I confined my previous blathering to the more “serious” film, “Oppenheimer.” I noted the seemingly extreme improbability, to someone sitting in 1945, that these new weapons of war would not be used again in the lifetimes of any of the people involved in their development or use.
It must have been very much like people in November 2001 forecasting the number of mass terror attacks that might be made on American soil over the next two decades. As one of the people sitting in those rooms in Washington, D.C., trying to imagine the universe of futures for terrorism against the United States, I can tell you that the idea that we would essentially face zero large-scale attacks over the following two decades was not deemed plausible. It was, in that respect, very much like our scenarios for “Y2K,” the computer Armageddon that was expected to accompany the stroke of midnight on 1/1/2000. In that event as well, we had no scenario in which what actually occurred – nothing – was rigorously imagined.
In both those cases, of course, the fact that we were extremely attuned to the ‘worst-case scenarios” might have contributed to the non-events we actually witnessed. Actions were taken to ensure that the truly bad outcomes were prevented. Nevertheless, the idea that we might be sitting here, almost eight decades on, with thousands of warheads pointed at us and others, and at least a half-dozen new members of the “nuclear club” possessing weapons that dwarf the Hiroshima and Nagasaki devices in magnitude and lethality, and no one would have used these weapons against any enemy, would have seemed highly improbable to Oppenheimer at the end of the Second World War, judging probabilities simply by what had happened in the recent past.
But there is an even more unlikely projection that might have been made a short time after that, in, say, 1970. And that is that Barbie, the staggeringly ubiquitous doll of the 1960s and beyond, would be seen as an avatar of “woke-ism” and progressive politics.
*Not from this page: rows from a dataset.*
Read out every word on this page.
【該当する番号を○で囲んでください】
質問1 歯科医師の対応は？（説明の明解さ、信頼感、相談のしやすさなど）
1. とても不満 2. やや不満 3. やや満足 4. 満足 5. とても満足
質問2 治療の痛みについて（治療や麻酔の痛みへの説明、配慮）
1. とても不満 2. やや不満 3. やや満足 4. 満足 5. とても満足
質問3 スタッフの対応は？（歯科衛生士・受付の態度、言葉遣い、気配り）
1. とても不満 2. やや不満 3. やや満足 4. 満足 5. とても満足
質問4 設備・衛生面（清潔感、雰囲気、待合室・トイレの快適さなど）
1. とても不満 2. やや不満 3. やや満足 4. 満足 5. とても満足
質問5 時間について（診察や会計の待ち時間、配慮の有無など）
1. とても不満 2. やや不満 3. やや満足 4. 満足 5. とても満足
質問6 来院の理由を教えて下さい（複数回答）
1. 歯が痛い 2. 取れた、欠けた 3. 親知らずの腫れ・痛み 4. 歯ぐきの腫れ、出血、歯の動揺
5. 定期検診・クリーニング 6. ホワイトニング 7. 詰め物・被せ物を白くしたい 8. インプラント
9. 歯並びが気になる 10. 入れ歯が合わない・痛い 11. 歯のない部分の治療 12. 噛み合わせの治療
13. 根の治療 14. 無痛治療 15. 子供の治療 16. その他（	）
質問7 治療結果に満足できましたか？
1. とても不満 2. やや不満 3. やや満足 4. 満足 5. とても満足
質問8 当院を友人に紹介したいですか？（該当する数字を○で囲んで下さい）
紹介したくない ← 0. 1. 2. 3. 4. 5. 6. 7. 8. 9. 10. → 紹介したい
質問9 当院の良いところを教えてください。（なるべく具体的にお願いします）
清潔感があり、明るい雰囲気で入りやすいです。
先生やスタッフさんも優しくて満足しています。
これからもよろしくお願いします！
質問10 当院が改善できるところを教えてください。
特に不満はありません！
Almost ever since the introduction of the statuesque, inhumanly-proportioned doll, Barbie had been decried as holding women to an unreachable standard of desirability, and as a way of indoctrinating little girls everywhere into a cult of constant concern for their looks – and especially for how males regarded their looks.
But as the film “Barbie” points out, in a clever takeoff on the beginning of the film “2001: A Space Odyssey,” Barbie, the doll, could also be seen as liberating little girls from their only previous alternative form of doll, the baby. And that sort of doll was much more obviously intended to prepare little girls for one and only one role – motherhood.
Still, if I had been writing scenarios of the future of gender politics in America back in, say, February 1972, it would have been difficult to imagine any future movie glorifying Barbie to be anything like a “feminist” effort. When the National Organization for Women protested Barbie and similar dolls on the last day of that month, the New York Times reported, “The[ir] leaflets charged that ‘fashion’ dolls such as Barbie, Dawn and Chrissy perpetuated sexual stereotypes by encouraging little girls to see themselves solely as manniquins, sex objects or housekeepers.”
Fifty-one years, and at least two and a half “waves” of feminism later, however, it is the right that is protesting Barbie. One right-wing “influencer” went as far as to film himself burning a couple of Barbie dolls.
The point here is not to question Barbie’s (or “Barbie’s”) feminist bona fides. The point is that as we look ahead to the next fifty-one years – or, in the case of nuclear weapons, seventy-eight years – we should remember that both war and society may evolve in ways that are strictly unpredictable. When the most powerful weapon ever developed goes completely unused for eight decades, and a doll decried as destructive to little girls’ self-esteem and feminist dignity becomes a weapon against the patriarchy, it may be time to admit that the future is not something that any of us can extrapolate from the recent past.